The common policy response to urban violence of looking exclusively at the police's' role, remains insufficient if it is not accompanied by crime prevention policies supported by a coalition of civil society organizations. This is why, local governments are seen as the key players in coalitions and community-wide planning strategies. The involvement of local governments in crime prevention is new. It was promoted by the Montreal (1989) and Paris (1991) Mayors' Conferences on this issue. The main initiatives taken since then have been in industrialized countries and Latin America. However, there is an increased awareness of the relevance of this issue and concrete responses by the cities have begun in Africa. Johannesburg has been a pioneer city in this approach. This approach is quite innovative. It changes the usual notion of security as the exclusive responsibility and concern of the State, the Police or private security services. It involves a local coalition of key actors who participate in the local diagnosis of insecurity, and in the formulation and implementation of the solutions. It is based on creating a close proximity between the police and justice system. It makes each citizen an actor in the (re)building of security. It is also innovative in the practices it generates.

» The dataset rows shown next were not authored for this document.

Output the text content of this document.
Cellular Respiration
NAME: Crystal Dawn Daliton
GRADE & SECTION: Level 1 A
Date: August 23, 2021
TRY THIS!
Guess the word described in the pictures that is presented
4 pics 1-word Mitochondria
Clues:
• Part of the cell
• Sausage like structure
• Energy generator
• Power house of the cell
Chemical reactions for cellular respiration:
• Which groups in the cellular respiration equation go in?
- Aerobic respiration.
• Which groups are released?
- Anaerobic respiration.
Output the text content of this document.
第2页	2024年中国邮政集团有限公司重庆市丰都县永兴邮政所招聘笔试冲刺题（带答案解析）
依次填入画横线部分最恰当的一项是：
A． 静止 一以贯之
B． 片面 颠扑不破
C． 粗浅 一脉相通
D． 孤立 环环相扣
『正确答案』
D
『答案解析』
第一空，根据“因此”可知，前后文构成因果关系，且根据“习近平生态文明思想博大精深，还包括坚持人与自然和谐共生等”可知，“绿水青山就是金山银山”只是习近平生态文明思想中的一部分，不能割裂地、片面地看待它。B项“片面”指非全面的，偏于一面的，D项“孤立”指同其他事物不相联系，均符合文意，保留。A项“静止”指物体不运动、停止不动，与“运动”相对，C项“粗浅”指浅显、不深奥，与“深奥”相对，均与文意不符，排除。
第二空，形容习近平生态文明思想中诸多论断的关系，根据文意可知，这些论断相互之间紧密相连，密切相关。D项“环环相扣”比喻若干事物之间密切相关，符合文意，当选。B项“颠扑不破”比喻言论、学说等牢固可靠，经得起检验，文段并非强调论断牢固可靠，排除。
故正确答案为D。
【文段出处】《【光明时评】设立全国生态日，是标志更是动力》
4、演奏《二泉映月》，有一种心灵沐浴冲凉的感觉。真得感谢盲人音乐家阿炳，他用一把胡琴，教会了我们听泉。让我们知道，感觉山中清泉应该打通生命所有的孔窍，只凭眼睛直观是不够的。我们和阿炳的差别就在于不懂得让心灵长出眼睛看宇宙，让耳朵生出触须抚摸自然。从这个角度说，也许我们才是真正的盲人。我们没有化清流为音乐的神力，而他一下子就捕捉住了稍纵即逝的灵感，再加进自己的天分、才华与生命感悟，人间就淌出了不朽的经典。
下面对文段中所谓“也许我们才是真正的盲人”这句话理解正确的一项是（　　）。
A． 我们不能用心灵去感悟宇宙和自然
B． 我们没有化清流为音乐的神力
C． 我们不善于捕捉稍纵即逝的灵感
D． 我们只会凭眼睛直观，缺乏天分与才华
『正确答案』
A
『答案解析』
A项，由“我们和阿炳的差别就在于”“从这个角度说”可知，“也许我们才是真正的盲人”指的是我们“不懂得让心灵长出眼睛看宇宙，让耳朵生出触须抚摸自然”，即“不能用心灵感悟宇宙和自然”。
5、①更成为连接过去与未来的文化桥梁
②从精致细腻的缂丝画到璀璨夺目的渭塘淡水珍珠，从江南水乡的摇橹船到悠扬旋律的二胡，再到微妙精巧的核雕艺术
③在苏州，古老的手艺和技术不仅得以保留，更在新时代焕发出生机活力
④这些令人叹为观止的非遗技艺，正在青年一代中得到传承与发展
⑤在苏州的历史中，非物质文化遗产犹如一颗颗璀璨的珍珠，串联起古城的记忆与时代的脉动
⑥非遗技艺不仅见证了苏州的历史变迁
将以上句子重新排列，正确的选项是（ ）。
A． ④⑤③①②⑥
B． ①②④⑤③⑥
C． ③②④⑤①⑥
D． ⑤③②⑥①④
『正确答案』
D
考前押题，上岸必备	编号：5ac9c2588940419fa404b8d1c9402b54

Urban violence is not a spontaneous phenomenon, but above all the product of a society characterized by inequality and social exclusion. Deteriorating urban environments where the urban poor are deprived of basic services and security of tenure leads to social frustration, which can lead to a culture of violence. Measures that protect urban communities from deprivation, unemployment, homelessness, illiteracy, injustice and social disintegration will ultimately also protect them from crime and violence.